Tutto è cominciato mercoledì 22 luglio, quando l’azienda statale Tonghua Steel Group, produttrice di acciaio, ha annunciato quanto si attendeva dal 2005, ovvero l’acquisizione da parte dalla privata Jianlong Steel Holding Company di Pechino. Secondo le testimonianze anonime su alcuni blog on line, all’annuncio i lavoratori si sarebbero organizzati in modo spontaneo, avendo saputo di un incontro nella sede della Tonghua, nella provincia di Jinlin, tra i manager delle due aziende. Il loro obiettivo era protestare contro un’acquisizione che avrebbe portato a molti licenziamenti: 5 mila dei 30 mila lavoratori avrebbero perso il lavoro. Cento di loro, informati dell’incontro, si sono presentati presso la sede della riunione, mentre nella fabbrica cominciava una sorta di sciopero spontaneo. Uno dei protagonisti dell’accordo, Chen Guojun, il direttore generale della Jianlong Steel Holding Company, avrebbe affrontato i lavoratori, invitandoli a tornare al proprio posto in fabbrica.
A quel punto Chen Guojun è stato preso e letteralmente ammazzato di botte, mentre nel frattempo 10 mila lavoratori circa (30 mila secondo un’organizzazione umanitaria di Hong Kong) erano accorsi. Il manager, secondo alcune testimonianze, sarebbe finito nel mirino degli operai anche in ragione del suo salario, circa 300 mila euro all’anno, rispetto ad un mensile di un lavoratore che spesso stenta ad arrivare ai 200 euro. Secondo alcuni poliziotti i contestatori avrebbero poi impedito all’ambulanza di intervenire, fino alla scoperta del tragico epilogo: Chen Guojun era morto.
Per motivi di ordine pubblico il governo, a malincuore, ha bloccato l’acquisizione già programmata, in uno dei settori vitali per l’economia locale: la Cina è infatti il primo produttore e consumatore di acciaio nel mondo. L’episodio, riportato dal South China Morning Post era già girato in alcuni blog cinesi ospitati dalla piattaforma on line di163.com, nella notte di venerdì, quando nei dintorni della fabbrica si vedevano ancora i fuochi degli scontri tra operai e polizia. Tanto che alcuni abitanti della zona si chiedevano se il fatto costituisse «una vittoria dei lavoratori, una sconfitta del governo o la semplice morte di un manager strapagato, a fronte di molti operai a rischio disoccupazione».
Quello che è certo è che l’anno del sessantesimo anniversario della Repubblica Popolare – molto sentito perché i cinesi considerano sei decenni un ciclo completo di vita – se è andato liscio per le scadenze più sensibili, Tibet e Tian’an men, è andato decisamente storto per quanto riguarda le proteste popolari. A parte i clamorosi disordini di Urumqi del 5 luglio, nel 2009 si sono contati, secondo il China Election, almeno 80 mila casi di «incidenti di massa».
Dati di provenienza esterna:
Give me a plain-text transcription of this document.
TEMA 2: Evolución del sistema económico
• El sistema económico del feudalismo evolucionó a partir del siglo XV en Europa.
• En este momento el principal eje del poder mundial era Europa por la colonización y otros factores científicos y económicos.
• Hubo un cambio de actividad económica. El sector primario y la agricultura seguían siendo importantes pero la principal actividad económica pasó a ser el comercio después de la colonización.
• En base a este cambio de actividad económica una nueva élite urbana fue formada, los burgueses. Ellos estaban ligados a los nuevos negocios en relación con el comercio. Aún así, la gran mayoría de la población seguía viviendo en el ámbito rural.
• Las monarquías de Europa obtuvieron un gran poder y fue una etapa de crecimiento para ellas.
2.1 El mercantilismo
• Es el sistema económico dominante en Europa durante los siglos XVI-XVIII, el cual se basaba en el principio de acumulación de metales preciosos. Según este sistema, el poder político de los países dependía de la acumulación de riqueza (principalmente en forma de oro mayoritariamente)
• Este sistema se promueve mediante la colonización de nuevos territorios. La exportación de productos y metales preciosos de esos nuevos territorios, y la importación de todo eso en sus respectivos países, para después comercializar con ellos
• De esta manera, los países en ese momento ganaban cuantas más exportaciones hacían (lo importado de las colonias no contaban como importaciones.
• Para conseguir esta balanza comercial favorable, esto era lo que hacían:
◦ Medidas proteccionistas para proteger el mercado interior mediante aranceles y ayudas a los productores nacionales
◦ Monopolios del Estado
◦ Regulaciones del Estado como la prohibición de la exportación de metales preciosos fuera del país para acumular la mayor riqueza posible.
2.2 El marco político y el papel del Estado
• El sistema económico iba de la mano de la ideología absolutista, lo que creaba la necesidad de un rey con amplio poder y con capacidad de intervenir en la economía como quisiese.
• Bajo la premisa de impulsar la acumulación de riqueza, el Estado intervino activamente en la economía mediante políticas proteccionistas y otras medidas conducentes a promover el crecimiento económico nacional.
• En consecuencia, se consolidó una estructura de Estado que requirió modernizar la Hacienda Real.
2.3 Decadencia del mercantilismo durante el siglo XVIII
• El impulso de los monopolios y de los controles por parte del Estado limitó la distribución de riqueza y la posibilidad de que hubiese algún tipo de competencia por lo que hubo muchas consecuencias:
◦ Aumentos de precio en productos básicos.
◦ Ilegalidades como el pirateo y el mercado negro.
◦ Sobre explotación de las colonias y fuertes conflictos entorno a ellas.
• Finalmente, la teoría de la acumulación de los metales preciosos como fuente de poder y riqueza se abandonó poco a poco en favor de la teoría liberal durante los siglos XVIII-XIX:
Ovvero scontri contro le autorità, molto spesso causati da lavoratori: segnale evidente di uno sviluppo squilibrato che comincia a fare pesare le sue conseguenze sociali. Sono milioni i lavoratori migranti disoccupati, così come tanti cominciano a essere i laureati che non trovano lavoro.
Gli «incidenti di massa» non trovano quasi mai spazio sui media cinesi, ma scorrono nella sottile linea del web, tra censura, siti oscurati e arresti. Spesso si tratta di sollevazioni popolari contro funzionari considerati corrotti o immorali. L’ultimo caso è di alcune settimane fa, quando l’omicidio di una una ragazza ufficialmente morta per una gravidanza extrauterina, ha scatenato proteste contro la polizia locale, accusata di coprire il caso per nascondere responsabilità proprio del capo delle forze dell’ordine, accusato di avere violentato e stuprato la giovane donna.